Le premier festival dédié à la création artistique en réalité augmentée aura lieu les vendredi 12, samedi 13 et dimanche 14 février 2021, au Grand Palais. Une déambulation pour fêter les 120 ans du Grand Palais, avec cet événement en entrée libre très attendu.

La Rmn – Grand Palais et le magazine photo Fisheye créent le premier festival dédié à la création artistique en réalité augmentée les vendredi 12, samedi 13 et dimanche 14 février 2021. Le temps d’un week-end, l’espace vide et monumental de la Nef du Grand Palais est transformé par cinq œuvres en réalité augmentée, créés pour l’occasion par cinq jeunes artistes internationaux : Mélanie Courtinat, Lauren Moffatt, Mélodie Mousset, Manuel Rossner et Theo Triantafyllidis.

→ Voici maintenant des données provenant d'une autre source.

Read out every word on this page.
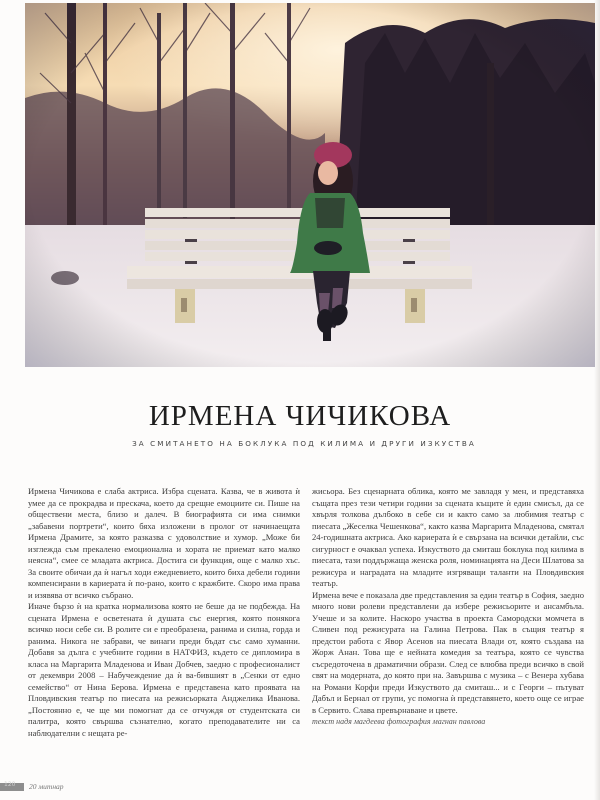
ИРМЕНА ЧИЧИКОВА
ЗА СМИТАНЕТО НА БОКЛУКА ПОД КИЛИМА И ДРУГИ ИЗКУСТВА

Ирмена Чичикова е слаба актриса. Избра сцената. Казва, че в живота ѝ умее да се прокрадва и прескача, което да срещне емоциите си. Пише на обществени места, близо и далеч. В биографията си има снимки „забавени портрети“, които бяха изложени в пролог от начинаещата Ирмена Драмите, за която разказва с удоволствие и хумор. „Може би изглежда съм прекалено емоционална и хората не приемат като малко неясна“, смее се младата актриса. Достига си функция, още с малко хъс. За своите обичаи да ѝ нагъл ходи ежедневието, които биха дебели години компенсирани в кариерата ѝ по-рано, които с кражбите. Скоро има права и изявява от всичко събрано.

Иначе бързо ѝ на кратка нормализова която не беше да не подбежда. На сцената Ирмена е осветената ѝ душата със енергия, която понякога всичко носи себе си. В ролите си е преобразена, ранима и силна, горда и ранима. Никога не забрави, че винаги преди бъдат със само хуманни. Добавя за дълга с учебните години в НАТФИЗ, където се дипломира в класа на Маргарита Младенова и Иван Добчев, заедно с професионалист от декември 2008 – Набучеждение да ѝ ва-бившият в „Сенки от едно семейство“ от Нина Берова. Ирмена е представена като проявата на Пловдивския театър по пиесата на режисьорката Анджелика Иванова. „Постоянно е, че ще ми помогнат да се отчуждя от студентската си палитра, която свършва съзнателно, когато преподавателите ни са наблюдателни с нещата ре-

жисьора. Без сценарната облика, която ме завладя у мен, и представяха същата през тези четири години за сцената къщите ѝ един смисъл, да се хвърля толкова дълбоко в себе си и както само за любимия театър с пиесата „Жеселка Чешенкова“, както казва Маргарита Младенова, смятал 24-годишната актриса. Ако кариерата ѝ е свързана на всички детайли, със сигурност е очаквал успеха. Изкуството да смиташ боклука под килима в пиесата, тази поддържаща женска роля, номинацията на Деси Шлатова за режисура и наградата на младите изгряващи таланти на Пловдивския театър.

Ирмена вече е показала две представления за един театър в София, заедно много нови ролеви представлени да избере режисьорите и ансамбъла. Учеше и за колите. Наскоро участва в проекта Самородски момчета в Сливен под режисурата на Галина Петрова. Пак в същия театър я предстои работа с Явор Асенов на пиесата Влади от, която създава на Жорж Анан. Това ще е нейната комедия за театъра, която се чувства съсредоточена в драматични образи. След се влюбва преди всичко в свой свят на модерната, до която при на. Завършва с музика – с Венера хубава на Романи Корфи преди Изкуството да смиташ... и с Георги – пътуват Дабъл и Бернал от групи, ус помогна ѝ представянето, което още се играе в Сервито. Слава превърнаване и цвете.

текст надя магдеева фотография магнан павлова

120 20 митнар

Le public pourra découvrir ces œuvres se déployant virtuellement dans la Nef du Grand Palais, en déambulant munis de son smartphone ou bien d’un smartphone dernière génération qui leur sera prêté le temps de cette expérience inédite.

Programmation

Pour sa première édition dans la Nef du Grand Palais, avant sa fermeture pour travaux, la programmation réalisée en partenariat avec Fabbula invite les artistes à multiplier les possibilités de perception du réel, de questionner et ré-enchanter notre regard sur le monde.

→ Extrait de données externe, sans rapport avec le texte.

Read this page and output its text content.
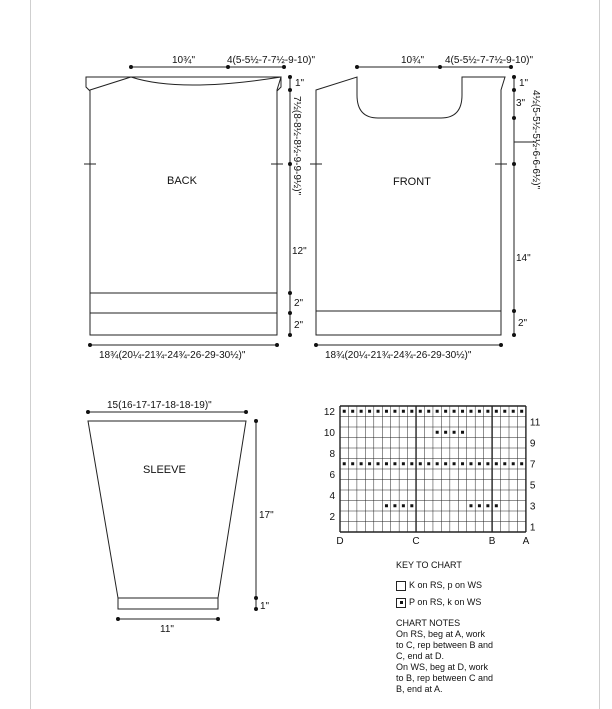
BACK
10¾"	4(5-5½-7-7½-9-10)"
1"
7½(8-8½-8½-9-9-9½)"
12"
2"
2"
18¾(20¼-21¾-24¾-26-29-30½)"
FRONT
10¾" 4(5-5½-7-7½-9-10)"
1"
3" 4½(5-5½-5½-6-6-6½)"
14"
2"
18¾(20¼-21¾-24¾-26-29-30½)"
SLEEVE
15(16-17-17-18-18-19)"
17"
1"
11"
12
10
8
6
4
2
11
9
7
5
3
1
D	C	B	A
KEY TO CHART
K on RS, p on WS
P on RS, k on WS
CHART NOTES
On RS, beg at A, work
to C, rep between B and
C, end at D.
On WS, beg at D, work
to B, rep between C and
B, end at A.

 Manuel Rossner (né en 1989), crée avec son oeuvre Behind the Curtain une installation virtuelle spécifique au site qui utilise l’espace et le prolonge au-delà des limites physiques. Passés un rideau virtuel géant, les visiteurs découvrent un petit personnage avec qui ils explorent l’espace transformé de la Nef, sculptures géantes qui jouent avec l’architecture et l’échelle du Grand Palais. Rossner poursuit ici son travail sur les espaces virtuels, prolongeant l’architecture réelle avec espièglerie, sobriété et esthétique abstraite.

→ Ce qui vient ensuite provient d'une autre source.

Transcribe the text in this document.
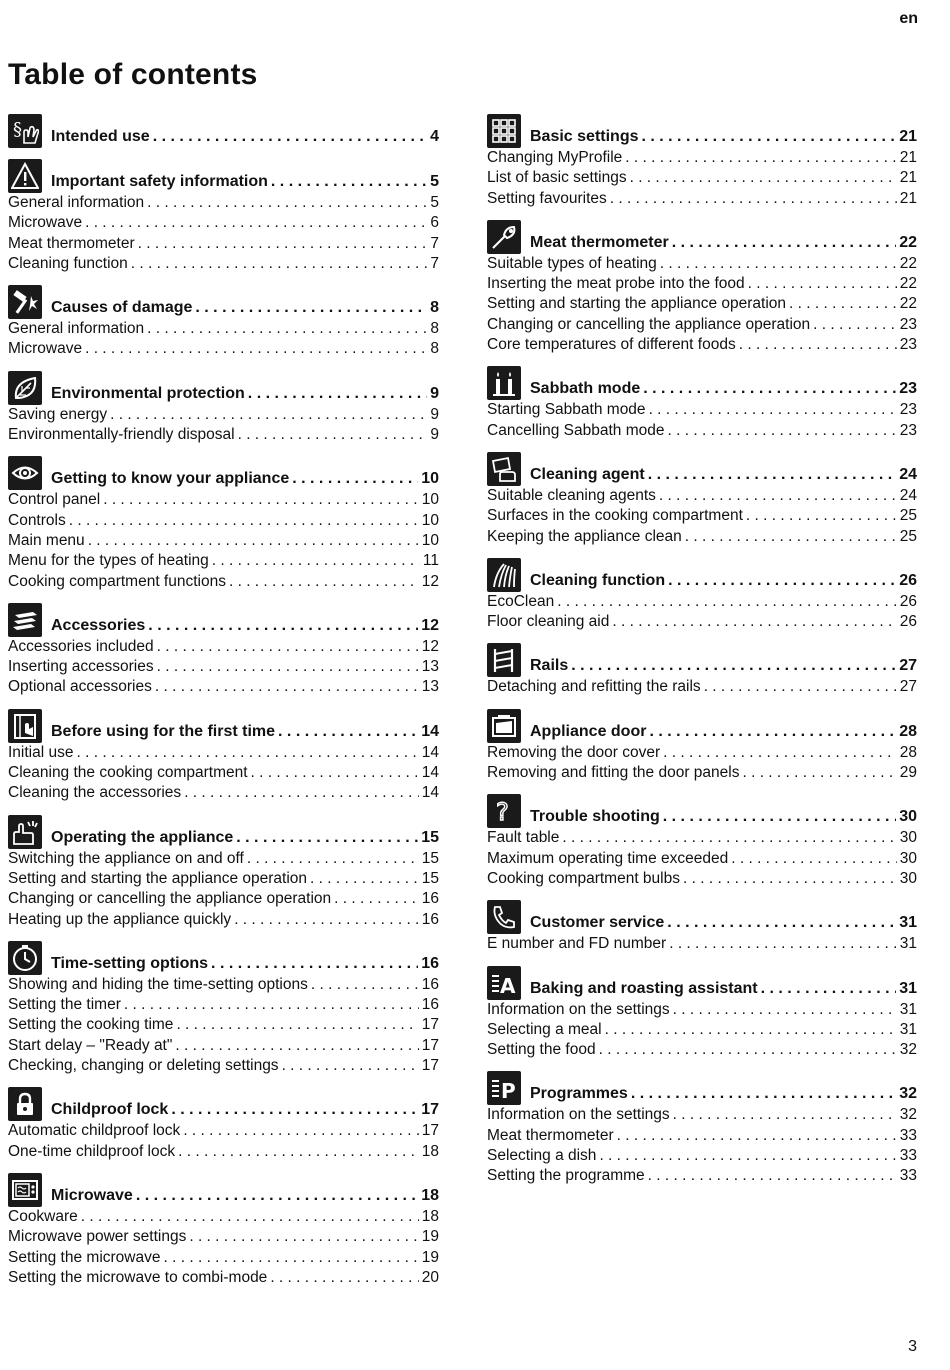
en
Table of contents
§ Intended use . . .	4
Important safety information . . .	5
General information . . .	5
Microwave . . .	6
Meat thermometer . . .	7
Cleaning function . . .	7
Causes of damage . . .	8
General information . . .	8
Microwave . . .	8
Environmental protection . . .	9
Saving energy . . .	9
Environmentally-friendly disposal . . .	9
Getting to know your appliance . . .	10
Control panel . . .	10
Controls . . .	10
Main menu . . .	10
Menu for the types of heating . . .	11
Cooking compartment functions . . .	12
Accessories . . .	12
Accessories included . . .	12
Inserting accessories . . .	13
Optional accessories . . .	13
Before using for the first time . . .	14
Initial use . . .	14
Cleaning the cooking compartment . . .	14
Cleaning the accessories . . .	14
Operating the appliance . . .	15
Switching the appliance on and off . . .	15
Setting and starting the appliance operation . . .	15
Changing or cancelling the appliance operation . . .	16
Heating up the appliance quickly . . .	16
Time-setting options . . .	16
Showing and hiding the time-setting options . . .	16
Setting the timer . . .	16
Setting the cooking time . . .	17
Start delay – "Ready at" . . .	17
Checking, changing or deleting settings . . .	17
Childproof lock . . .	17
Automatic childproof lock . . .	17
One-time childproof lock . . .	18
Microwave . . .	18
Cookware . . .	18
Microwave power settings . . .	19
Setting the microwave . . .	19
Setting the microwave to combi-mode . . .	20
Basic settings . . .	21
Changing MyProfile . . .	21
List of basic settings . . .	21
Setting favourites . . .	21
Meat thermometer . . .	22
Suitable types of heating . . .	22
Inserting the meat probe into the food . . .	22
Setting and starting the appliance operation . . .	22
Changing or cancelling the appliance operation . . .	23
Core temperatures of different foods . . .	23
Sabbath mode . . .	23
Starting Sabbath mode . . .	23
Cancelling Sabbath mode . . .	23
Cleaning agent . . .	24
Suitable cleaning agents . . .	24
Surfaces in the cooking compartment . . .	25
Keeping the appliance clean . . .	25
Cleaning function . . .	26
EcoClean . . .	26
Floor cleaning aid . . .	26
Rails . . .	27
Detaching and refitting the rails . . .	27
Appliance door . . .	28
Removing the door cover . . .	28
Removing and fitting the door panels . . .	29
? Trouble shooting . . .	30
Fault table . . .	30
Maximum operating time exceeded . . .	30
Cooking compartment bulbs . . .	30
Customer service . . .	31
E number and FD number . . .	31
A Baking and roasting assistant . . .	31
Information on the settings . . .	31
Selecting a meal . . .	31
Setting the food . . .	32
P Programmes . . .	32
Information on the settings . . .	32
Meat thermometer . . .	33
Selecting a dish . . .	33
Setting the programme . . .	33
3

Lauren Moffatt (née en 1982), nous fait déambuler avec Contre-Plongée dans le Grand Palais transformé en serre de conservatoire, rempli de fleurs hybrides, impossibles, vu depuis l’échelle d’un insecte. Cette oeuvre invite le public à explorer des imaginaires décentralisés, où les humains sont rendus insignifiants par leurs homologues non-humains et peuvent ainsi faire l’expérience de l’interconnexion des espèces. Les plantes et les fleurs de l’oeuvre en réalité augmentée ont été créées en associant peintures à la main et scan photogrammétrique. L’échelle macroscopique des coups de pinceau, généralement vus de très loin, révèle les détails qu’il est facile de manquer depuis notre point de vue humain.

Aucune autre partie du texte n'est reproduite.